Exported variables and functions implemented till now :

var Headers map[string]string // Set headers as a map of key-value pairs, an alternative to calling Header() individually
var Cookies map[string]string // Set cookies as a map of key-value  pairs, an alternative to calling Cookie() individually
func Get(string) (string,error) {} // Takes the url as an argument, returns HTML string
func GetWithClient(string, *http.Client) {} // Takes the url and a custom HTTP client as arguments, returns HTML string
func Post(string, string, interface{}) (string, error) {} // Takes the url, bodyType, and payload as an argument, returns HTML string
func PostForm(string, url.Values) {} // Takes the url and body. bodyType is set to "application/x-www-form-urlencoded"
func Header(string, string) {} // Takes key,value pair to set as headers for the HTTP request made in Get()
func Cookie(string, string) {} // Takes key, value pair to set as cookies to be sent with the HTTP request in Get()
func HTMLParse(string) Root {} // Takes the HTML string as an argument, returns a pointer to the DOM constructed
func Find([]string) Root {} // Element tag,(attribute key-value pair) as argument, pointer to first occurence returned
func FindAll([]string) []Root {} // Same as Find(), but pointers to all occurrences returned
func FindStrict([]string) Root {} //  Element tag,(attribute key-value pair) as argument, pointer to first occurence returned with exact matching values
func FindAllStrict([]string) []Root {} // Same as FindStrict(), but pointers to all occurrences returned
func FindNextSibling() Root {} // Pointer to the next sibling of the Element in the DOM returned
func FindNextElementSibling() Root {} // Pointer to the next element sibling of the Element in the DOM returned
func FindPrevSibling() Root {} // Pointer to the previous sibling of the Element in the DOM returned
func FindPrevElementSibling() Root {} // Pointer to the previous element sibling of the Element in the DOM returned
func Children() []Root {} // Find all direct children of this DOM element
func Attrs() map[string]string {} // Map returned with all the attributes of the Element as lookup to their respective values
func Text() string {} // Full text inside a non-nested tag returned, first half returned in a nested one
func FullText() string {} // Full text inside a nested/non-nested tag returned
func SetDebug(bool) {} // Sets the debug mode to true or false; false by default
func HTML() {} // HTML returns the HTML code for the specific element

Root is a struct, containing three fields :

  • Pointer containing the pointer to the current html node
  • NodeValue containing the current html node's value, i.e. the tag name for an ElementNode, or the text in case of a TextNode
  • Error containing an error in a struct if one occurrs, else nil is returned.
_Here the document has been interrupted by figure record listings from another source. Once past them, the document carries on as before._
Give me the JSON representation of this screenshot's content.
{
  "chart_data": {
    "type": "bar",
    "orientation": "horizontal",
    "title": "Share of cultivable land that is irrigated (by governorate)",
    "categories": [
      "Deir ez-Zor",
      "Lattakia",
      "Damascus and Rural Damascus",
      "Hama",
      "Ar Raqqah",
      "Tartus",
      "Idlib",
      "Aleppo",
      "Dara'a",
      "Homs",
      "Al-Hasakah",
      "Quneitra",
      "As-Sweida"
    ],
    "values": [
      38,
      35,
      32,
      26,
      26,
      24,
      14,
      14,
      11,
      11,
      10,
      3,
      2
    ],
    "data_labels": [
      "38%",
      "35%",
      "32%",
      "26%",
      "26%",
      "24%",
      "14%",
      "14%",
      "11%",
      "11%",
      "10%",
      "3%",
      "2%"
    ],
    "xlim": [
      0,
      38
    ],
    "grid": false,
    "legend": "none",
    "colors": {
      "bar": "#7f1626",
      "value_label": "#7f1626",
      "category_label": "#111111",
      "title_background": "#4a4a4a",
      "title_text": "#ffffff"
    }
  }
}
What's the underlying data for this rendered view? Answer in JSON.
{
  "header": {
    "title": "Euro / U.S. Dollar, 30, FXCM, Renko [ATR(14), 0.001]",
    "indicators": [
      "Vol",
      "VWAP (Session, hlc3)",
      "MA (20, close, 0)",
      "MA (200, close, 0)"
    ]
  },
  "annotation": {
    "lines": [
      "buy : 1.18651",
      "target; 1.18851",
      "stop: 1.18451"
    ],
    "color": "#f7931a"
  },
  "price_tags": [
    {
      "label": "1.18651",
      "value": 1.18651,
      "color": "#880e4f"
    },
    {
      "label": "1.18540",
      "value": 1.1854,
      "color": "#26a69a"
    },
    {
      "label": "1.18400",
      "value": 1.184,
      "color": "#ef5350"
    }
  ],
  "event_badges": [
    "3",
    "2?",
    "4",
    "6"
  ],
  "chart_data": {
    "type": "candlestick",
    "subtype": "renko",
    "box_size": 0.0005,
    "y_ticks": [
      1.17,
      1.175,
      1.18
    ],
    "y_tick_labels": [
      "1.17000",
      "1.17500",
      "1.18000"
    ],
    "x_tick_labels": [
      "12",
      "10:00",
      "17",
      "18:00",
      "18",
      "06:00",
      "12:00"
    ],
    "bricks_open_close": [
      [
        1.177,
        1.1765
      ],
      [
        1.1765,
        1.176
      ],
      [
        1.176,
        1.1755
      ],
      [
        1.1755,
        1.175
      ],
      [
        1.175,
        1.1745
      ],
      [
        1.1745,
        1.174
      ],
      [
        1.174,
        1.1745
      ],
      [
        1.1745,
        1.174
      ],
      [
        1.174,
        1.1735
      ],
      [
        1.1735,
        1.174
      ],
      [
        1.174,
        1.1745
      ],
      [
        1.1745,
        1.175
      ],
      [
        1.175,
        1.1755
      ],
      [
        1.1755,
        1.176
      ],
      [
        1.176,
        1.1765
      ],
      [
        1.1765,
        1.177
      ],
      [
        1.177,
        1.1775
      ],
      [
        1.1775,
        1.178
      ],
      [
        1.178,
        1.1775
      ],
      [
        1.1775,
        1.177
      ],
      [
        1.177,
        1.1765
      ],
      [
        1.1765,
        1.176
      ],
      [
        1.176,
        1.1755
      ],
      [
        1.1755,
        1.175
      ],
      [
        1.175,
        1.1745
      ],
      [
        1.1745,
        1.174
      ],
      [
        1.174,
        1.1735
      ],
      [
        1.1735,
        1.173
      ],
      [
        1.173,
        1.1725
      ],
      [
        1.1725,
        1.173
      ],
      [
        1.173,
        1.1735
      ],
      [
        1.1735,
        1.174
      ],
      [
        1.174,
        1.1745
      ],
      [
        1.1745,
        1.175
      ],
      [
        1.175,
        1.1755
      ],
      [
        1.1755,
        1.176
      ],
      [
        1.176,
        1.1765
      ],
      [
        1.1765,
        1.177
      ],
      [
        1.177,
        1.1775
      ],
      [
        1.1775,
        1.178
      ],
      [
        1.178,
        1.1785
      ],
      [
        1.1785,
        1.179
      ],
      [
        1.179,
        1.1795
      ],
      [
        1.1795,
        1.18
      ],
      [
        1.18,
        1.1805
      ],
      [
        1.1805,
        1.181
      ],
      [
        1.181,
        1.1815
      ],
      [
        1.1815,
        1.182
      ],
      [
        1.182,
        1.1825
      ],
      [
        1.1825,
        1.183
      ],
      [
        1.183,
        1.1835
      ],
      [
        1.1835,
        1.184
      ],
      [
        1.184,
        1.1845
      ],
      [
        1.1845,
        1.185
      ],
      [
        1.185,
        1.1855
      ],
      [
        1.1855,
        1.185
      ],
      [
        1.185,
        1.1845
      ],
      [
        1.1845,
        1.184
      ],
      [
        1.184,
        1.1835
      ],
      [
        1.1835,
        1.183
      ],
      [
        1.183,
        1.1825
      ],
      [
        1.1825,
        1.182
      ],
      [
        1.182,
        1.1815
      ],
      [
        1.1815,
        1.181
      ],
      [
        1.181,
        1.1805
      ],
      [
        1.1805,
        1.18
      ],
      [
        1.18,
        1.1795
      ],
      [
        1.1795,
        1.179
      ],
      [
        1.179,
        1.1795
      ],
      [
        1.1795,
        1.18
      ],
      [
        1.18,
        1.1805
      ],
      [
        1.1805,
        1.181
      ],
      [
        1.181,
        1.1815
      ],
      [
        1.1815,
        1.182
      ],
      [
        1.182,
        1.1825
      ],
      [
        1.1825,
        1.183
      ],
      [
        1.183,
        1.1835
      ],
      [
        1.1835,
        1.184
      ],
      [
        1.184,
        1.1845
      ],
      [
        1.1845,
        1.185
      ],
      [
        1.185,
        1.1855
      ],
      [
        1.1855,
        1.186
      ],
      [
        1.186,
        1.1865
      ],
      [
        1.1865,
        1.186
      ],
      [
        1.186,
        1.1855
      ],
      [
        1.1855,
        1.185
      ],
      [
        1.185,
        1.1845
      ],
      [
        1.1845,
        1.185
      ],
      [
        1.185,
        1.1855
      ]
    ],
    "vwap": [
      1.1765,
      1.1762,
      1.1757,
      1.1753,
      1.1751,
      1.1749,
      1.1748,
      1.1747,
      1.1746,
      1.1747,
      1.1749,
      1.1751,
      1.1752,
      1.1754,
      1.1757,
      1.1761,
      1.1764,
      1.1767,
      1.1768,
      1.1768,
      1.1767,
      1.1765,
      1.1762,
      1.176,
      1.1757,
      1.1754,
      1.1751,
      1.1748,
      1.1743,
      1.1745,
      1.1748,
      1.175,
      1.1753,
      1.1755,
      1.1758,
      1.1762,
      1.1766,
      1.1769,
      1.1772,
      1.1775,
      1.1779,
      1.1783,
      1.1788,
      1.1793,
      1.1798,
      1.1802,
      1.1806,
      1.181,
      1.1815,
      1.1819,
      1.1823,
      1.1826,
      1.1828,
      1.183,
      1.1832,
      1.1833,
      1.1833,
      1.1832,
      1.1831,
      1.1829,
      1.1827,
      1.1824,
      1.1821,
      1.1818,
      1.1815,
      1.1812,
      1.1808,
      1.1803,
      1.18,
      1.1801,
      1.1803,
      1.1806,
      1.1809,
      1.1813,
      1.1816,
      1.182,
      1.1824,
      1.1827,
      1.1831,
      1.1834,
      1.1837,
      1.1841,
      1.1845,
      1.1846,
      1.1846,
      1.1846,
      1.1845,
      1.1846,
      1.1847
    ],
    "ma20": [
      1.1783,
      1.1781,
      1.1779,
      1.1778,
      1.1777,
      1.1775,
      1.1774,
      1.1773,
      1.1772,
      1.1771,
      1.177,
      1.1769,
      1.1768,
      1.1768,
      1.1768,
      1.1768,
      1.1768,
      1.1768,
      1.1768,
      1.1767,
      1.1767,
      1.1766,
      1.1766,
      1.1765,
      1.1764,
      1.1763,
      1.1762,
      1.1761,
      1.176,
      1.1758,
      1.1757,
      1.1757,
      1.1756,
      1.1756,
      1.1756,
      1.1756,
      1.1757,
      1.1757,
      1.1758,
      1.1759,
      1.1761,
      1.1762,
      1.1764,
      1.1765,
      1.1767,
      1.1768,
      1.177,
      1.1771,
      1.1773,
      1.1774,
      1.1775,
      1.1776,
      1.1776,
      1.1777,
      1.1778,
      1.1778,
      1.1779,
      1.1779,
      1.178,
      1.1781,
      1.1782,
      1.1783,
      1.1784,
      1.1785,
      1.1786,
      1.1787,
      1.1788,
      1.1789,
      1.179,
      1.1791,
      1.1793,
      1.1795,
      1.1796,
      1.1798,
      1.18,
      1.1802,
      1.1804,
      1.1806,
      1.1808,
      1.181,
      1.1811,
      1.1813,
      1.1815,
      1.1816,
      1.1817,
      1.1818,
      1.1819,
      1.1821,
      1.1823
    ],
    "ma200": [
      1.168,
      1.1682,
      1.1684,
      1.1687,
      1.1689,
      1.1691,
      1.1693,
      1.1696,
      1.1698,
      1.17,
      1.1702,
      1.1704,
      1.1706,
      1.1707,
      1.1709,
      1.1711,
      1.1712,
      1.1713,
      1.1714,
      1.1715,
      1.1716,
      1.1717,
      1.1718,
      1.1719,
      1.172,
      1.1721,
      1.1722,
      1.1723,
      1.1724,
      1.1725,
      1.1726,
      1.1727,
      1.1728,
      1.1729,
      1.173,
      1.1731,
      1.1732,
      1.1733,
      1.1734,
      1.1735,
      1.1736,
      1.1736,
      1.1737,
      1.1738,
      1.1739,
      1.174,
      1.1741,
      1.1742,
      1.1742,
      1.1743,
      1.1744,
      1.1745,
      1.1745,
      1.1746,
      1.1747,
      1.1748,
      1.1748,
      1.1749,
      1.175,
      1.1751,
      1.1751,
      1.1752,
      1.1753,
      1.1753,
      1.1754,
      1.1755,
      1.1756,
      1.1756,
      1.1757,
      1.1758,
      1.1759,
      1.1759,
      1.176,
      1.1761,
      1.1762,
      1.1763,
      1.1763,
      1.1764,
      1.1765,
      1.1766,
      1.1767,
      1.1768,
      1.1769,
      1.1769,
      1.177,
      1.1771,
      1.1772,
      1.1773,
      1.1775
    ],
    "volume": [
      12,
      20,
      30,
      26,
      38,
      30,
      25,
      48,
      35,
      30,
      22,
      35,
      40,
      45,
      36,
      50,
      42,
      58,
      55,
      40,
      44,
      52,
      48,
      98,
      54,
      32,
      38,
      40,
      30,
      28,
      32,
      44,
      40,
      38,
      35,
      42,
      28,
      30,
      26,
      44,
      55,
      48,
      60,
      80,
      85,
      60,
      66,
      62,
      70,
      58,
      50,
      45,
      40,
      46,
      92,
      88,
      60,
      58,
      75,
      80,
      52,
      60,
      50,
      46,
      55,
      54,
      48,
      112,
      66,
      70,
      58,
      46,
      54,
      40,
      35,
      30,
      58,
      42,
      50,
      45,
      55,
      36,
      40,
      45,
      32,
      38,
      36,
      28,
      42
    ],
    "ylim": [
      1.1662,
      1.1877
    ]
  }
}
A detailed text explaination of the error can be accessed using the Error() function. A field Type in this struct of type ErrorType will denote the kind of error that took place, which will consist of either of the following
    • ErrUnableToParse
    • ErrElementNotFound
    • ErrNoNextSibling
    • ErrNoPreviousSibling
    • ErrNoNextElementSibling
    • ErrNoPreviousElementSibling
    • ErrCreatingGetRequest
    • ErrInGetRequest
    • ErrReadingResponse

Installation

Install the package using the command

go get github.com/anaskhan96/soup

Example

An example code is given below to scrape the "Comics I Enjoy" part (text and its links) from xkcd.

More Examples

package main

import (
	"fmt"
	"github.com/anaskhan96/soup"
	"os"
)

func main() {
	resp, err := soup.Get("https://xkcd.com")
	if err != nil {
		os.Exit(1)
	}
	doc := soup.HTMLParse(resp)
	links := doc.Find("div", "id", "comicLinks").FindAll("a")
	for _, link := range links {
		fmt.Println(link.Text(), "| Link :", link.Attrs()["href"])
	}
}

Contributions

This package was developed in my free time. However, contributions from everybody in the community are welcome, to make it a better web scraper. If you think there should be a particular feature or function included in the package, feel free to open up a new issue or pull request.